With Russia recently announcing that its embargo on many EU agricultural products will be extended through 2017, watch for various workarounds being put into practice this coming year. One of the main alternatives is to bolster the southern corridor of the New Silk Road, which connects China and Europe via Turkey and the South Caucasus, completely bypassing Russia.

"As a result of the Russian limitations on the transit by train of agricultural produce from the EU to China and of delays at Małaszewicze, rail links between Europe and China via Turkey and the Black Sea are likely to increase," said Frans-Paul van der Putten of the Clingendael Institute, a Dutch think tank.

Turkey, Georgia, and Azerbaijan have been busy at work building their transportation capacities, and projects like the New Port of Baku at Aylat, Georgia's Poti port, the port of Aktau in Kazakhstan, and the port of Turkmenbashi in Turkmenistan have all been undergoing rapid development throughout 2016, and 2017 could be the year this route starts to have a measurable impact on the global supply chain. If the Baku-Tbilisi-Kars rail line is actually commissioned next year, this impact could be exponentially larger.
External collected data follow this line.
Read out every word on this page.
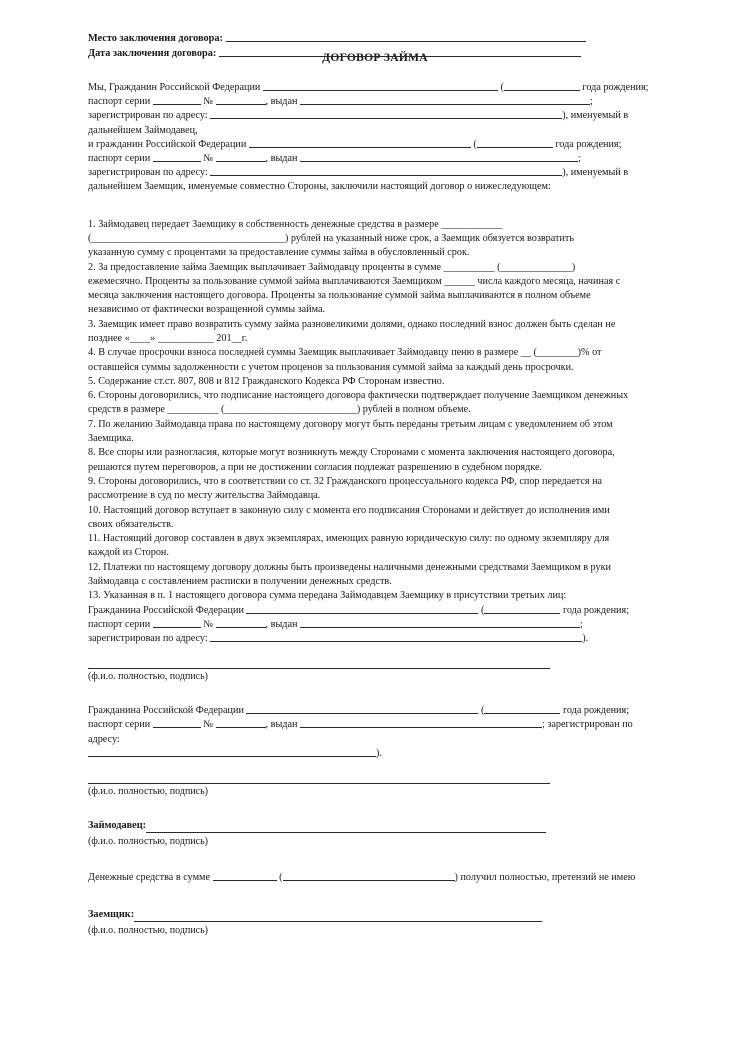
ДОГОВОР ЗАЙМА
Место заключения договора:
Дата заключения договора:
Мы, Гражданин Российской Федерации	(	года рождения;
паспорт серии	№	, выдан	;
зарегистрирован по адресу:	), именуемый в
дальнейшем Займодавец,
и гражданин Российской Федерации	(	года рождения;
паспорт серии	№	, выдан	;
зарегистрирован по адресу:	), именуемый в
дальнейшем Заемщик, именуемые совместно Стороны, заключили настоящий договор о нижеследующем:
1. Займодавец передает Заемщику в собственность денежные средства в размере ____________
(______________________________________) рублей на указанный ниже срок, а Заемщик обязуется возвратить
указанную сумму с процентами за предоставление суммы займа в обусловленный срок.
2. За предоставление займа Заемщик выплачивает Займодавцу проценты в сумме __________ (______________)
ежемесячно. Проценты за пользование суммой займа выплачиваются Заемщиком ______ числа каждого месяца, начиная с
месяца заключения настоящего договора. Проценты за пользование суммой займа выплачиваются в полном объеме
независимо от фактически возращенной суммы займа.
3. Заемщик имеет право возвратить сумму займа разновеликими долями, однако последний взнос должен быть сделан не
позднее «____» ___________ 201__г.
4. В случае просрочки взноса последней суммы Заемщик выплачивает Займодавцу пеню в размере __ (________)% от
оставшейся суммы задолженности с учетом проценов за пользования суммой займа за каждый день просрочки.
5. Содержание ст.ст. 807, 808 и 812 Гражданского Кодекса РФ Сторонам известно.
6. Стороны договорились, что подписание настоящего договора фактически подтверждает получение Заемщиком денежных
средств в размере __________ (__________________________) рублей в полном объеме.
7. По желанию Займодавца права по настоящему договору могут быть переданы третьим лицам с уведомлением об этом
Заемщика.
8. Все споры или разногласия, которые могут возникнуть между Сторонами с момента заключения настоящего договора,
решаются путем переговоров, а при не достижении согласия подлежат разрешению в судебном порядке.
9. Стороны договорились, что в соответствии со ст. 32 Гражданского процессуального кодекса РФ, спор передается на
рассмотрение в суд по месту жительства Займодавца.
10. Настоящий договор вступает в законную силу с момента его подписания Сторонами и действует до исполнения ими
своих обязательств.
11. Настоящий договор составлен в двух экземплярах, имеющих равную юридическую силу: по одному экземпляру для
каждой из Сторон.
12. Платежи по настоящему договору должны быть произведены наличными денежными средствами Заемщиком в руки
Займодавца с составлением расписки в получении денежных средств.
13. Указанная в п. 1 настоящего договора сумма передана Займодавцем Заемщику в присутствии третьих лиц:
Гражданина Российской Федерации	(	года рождения;
паспорт серии	№	, выдан	;
зарегистрирован по адресу:	).
(ф.и.о. полностью, подпись)
Гражданина Российской Федерации	(	года рождения;
паспорт серии	№	, выдан	; зарегистрирован по адресу:
).
(ф.и.о. полностью, подпись)
Займодавец:
(ф.и.о. полностью, подпись)
Денежные средства в сумме	(	) получил полностью, претензий не имею
Заемщик:
(ф.и.о. полностью, подпись)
2017 may also be the year that the overland and maritime sections of the New Silk Road really start coming together. With a master plan that consists of four parallel overland trade routes and one maritime route between China and Europe, the points where the land and sea come together will become some of the most important logistical nodes of the entire network. Xiamen, on the southeast coast of China, has the 17th busiest container port in the world that directly feeds into a rail line that goes to Lodz, Poland via Chengdu at the new Fujian FTZ. Gwadar port in Pakistan recently began receiving its first ships, and directly connects to an emerging overland trade corridor that heads north to China. The port at Bandar Abbas in Iran is also looking to become a key connection point between sea and overland Silk Road trade corridors in 2017. While the now Chinese-controlled Piraeus port in Greece is the western terminus of China's "21st Century Maritime Silk Road," which is where the watery portion of the BRI meets the rail and highway network of Europe.

5. Increased synergy between Russia, Japan, and India's international development plans with China's Belt and Road

While they are marketed as separate, potentially competing plans that are pined over and carried out by separate nation-states, endeavors like India's "Act East" and "Connect Central Asia" plans, Japan's hundreds of billions of dollars that are being pumped into Asian infrastructure development, and Russia's Eurasian Economic Union at first may appear to counter China's growing influence in Eurasia, they are ultimately parts of the same project -- whether the participating countries like it or not. No matter who connects the dots, much of the new infrastructure that is being constructed across Eurasia will be usable by all participating parties. The New Silk Road is a network -- a collection of hubs that all connect together -- and the inherently synergistic nature of this project should be one of the biggest upheavals to expect in 2017, as the broader initiative starts looking a little more like its ancient namesake.